This project aims to strengthen the resilience of small cashew nut growers to climate change.
The Switzerland-based organisation EPER supports development cooperation projects to combat poverty and injustice, and advocates for a life in dignity for all people. This project in Cambodia aims to ensure food security for the rural population and strengthen their empowerment with the objective to promote sustainable rural development. It focuses on sustainable cashew cultivation to fight climate change.
More than 75% of Cambodia’s population lives in rural areas and depends principally on agriculture as its main source of income. Compared with other crops, cashew nut cultivation is profitable for small-scale farmers since financial costs are low and selling prices can rise in response to global demand. The seasonal workload associated with cashew tree maintenance also enables smallholders to carry on an additional income-generating activity, thereby providing their financial security.
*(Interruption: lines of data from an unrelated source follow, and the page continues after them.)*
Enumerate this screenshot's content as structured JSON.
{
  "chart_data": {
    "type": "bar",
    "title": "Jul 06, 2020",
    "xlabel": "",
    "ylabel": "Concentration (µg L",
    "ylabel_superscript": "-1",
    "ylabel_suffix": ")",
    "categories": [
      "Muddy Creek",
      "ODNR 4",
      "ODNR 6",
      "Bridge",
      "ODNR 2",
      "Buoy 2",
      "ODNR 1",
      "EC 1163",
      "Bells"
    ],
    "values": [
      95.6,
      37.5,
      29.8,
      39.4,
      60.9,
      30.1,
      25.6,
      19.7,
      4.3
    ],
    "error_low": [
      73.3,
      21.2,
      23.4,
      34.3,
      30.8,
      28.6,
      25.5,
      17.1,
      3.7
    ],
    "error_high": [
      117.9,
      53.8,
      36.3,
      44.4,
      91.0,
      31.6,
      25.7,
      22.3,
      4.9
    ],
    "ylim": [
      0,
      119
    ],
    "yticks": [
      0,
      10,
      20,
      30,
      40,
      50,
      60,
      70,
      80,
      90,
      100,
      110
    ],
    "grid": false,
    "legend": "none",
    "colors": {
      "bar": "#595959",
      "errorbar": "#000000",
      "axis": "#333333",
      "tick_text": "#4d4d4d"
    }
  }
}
However, because of insufficient market information, poor expertise and lack of access to capital and quality inputs (seeds/plants, fertilisers), smallholders are unable to exploit the full potential of cashew nut production. Fertile soils, a favourable climate and the right tree varieties have resulted in high yields in Cambodia, but maintaining this advantage without excessive use of potentially harmful fertilisers and pesticides is a major challenge. The competitiveness of the Cambodian cashew sector also remains weak, with value-added processing activities underdeveloped, even though the quality of the cashew kernels produced is among the best in the world. So far, 95% of Cambodia’s raw cashew nuts are exported to neighbouring countries (mainly Vietnam) for processing and shipping.
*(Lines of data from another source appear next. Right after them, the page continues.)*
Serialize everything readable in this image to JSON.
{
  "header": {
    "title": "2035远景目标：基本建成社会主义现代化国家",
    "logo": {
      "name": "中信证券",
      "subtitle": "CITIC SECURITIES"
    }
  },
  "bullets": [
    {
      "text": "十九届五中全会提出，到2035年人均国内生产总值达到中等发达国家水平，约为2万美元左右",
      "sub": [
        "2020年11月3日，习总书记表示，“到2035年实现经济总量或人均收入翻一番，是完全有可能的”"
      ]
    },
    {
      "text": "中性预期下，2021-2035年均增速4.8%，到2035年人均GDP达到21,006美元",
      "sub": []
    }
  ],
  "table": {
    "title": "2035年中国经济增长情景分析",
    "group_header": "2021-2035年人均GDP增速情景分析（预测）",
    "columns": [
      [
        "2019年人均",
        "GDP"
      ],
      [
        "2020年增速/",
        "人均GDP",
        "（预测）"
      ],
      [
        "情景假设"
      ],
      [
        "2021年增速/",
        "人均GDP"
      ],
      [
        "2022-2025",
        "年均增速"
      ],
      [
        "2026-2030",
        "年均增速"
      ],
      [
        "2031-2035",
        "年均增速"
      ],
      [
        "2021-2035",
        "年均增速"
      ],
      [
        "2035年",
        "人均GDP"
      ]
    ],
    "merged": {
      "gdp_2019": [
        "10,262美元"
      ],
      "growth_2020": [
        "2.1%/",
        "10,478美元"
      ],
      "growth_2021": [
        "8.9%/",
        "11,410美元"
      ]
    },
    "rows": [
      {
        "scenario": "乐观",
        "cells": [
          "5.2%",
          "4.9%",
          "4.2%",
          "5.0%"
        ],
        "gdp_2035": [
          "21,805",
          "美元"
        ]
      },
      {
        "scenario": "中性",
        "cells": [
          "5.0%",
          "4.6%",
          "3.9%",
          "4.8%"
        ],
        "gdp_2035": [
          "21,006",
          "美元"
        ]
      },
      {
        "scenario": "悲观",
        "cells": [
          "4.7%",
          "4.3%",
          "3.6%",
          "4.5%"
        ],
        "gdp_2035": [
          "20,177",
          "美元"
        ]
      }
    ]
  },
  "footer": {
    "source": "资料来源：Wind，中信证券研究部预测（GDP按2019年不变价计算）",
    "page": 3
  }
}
The goal of the project is to enable small cashew nut growers to increase their income from cashew nut production and gathering, and to strengthen their resilience to climate change. The project aims to achieve this objective by facilitating access to products, services and training that can help smallholders to produce in a more organic and/or climate-resilient way; helping farmers to access markets and improve returns from their produce or the prices they receive from purchasers; and working with the government and the cashew business federation to improve the political environment for the Cambodian cashew industry.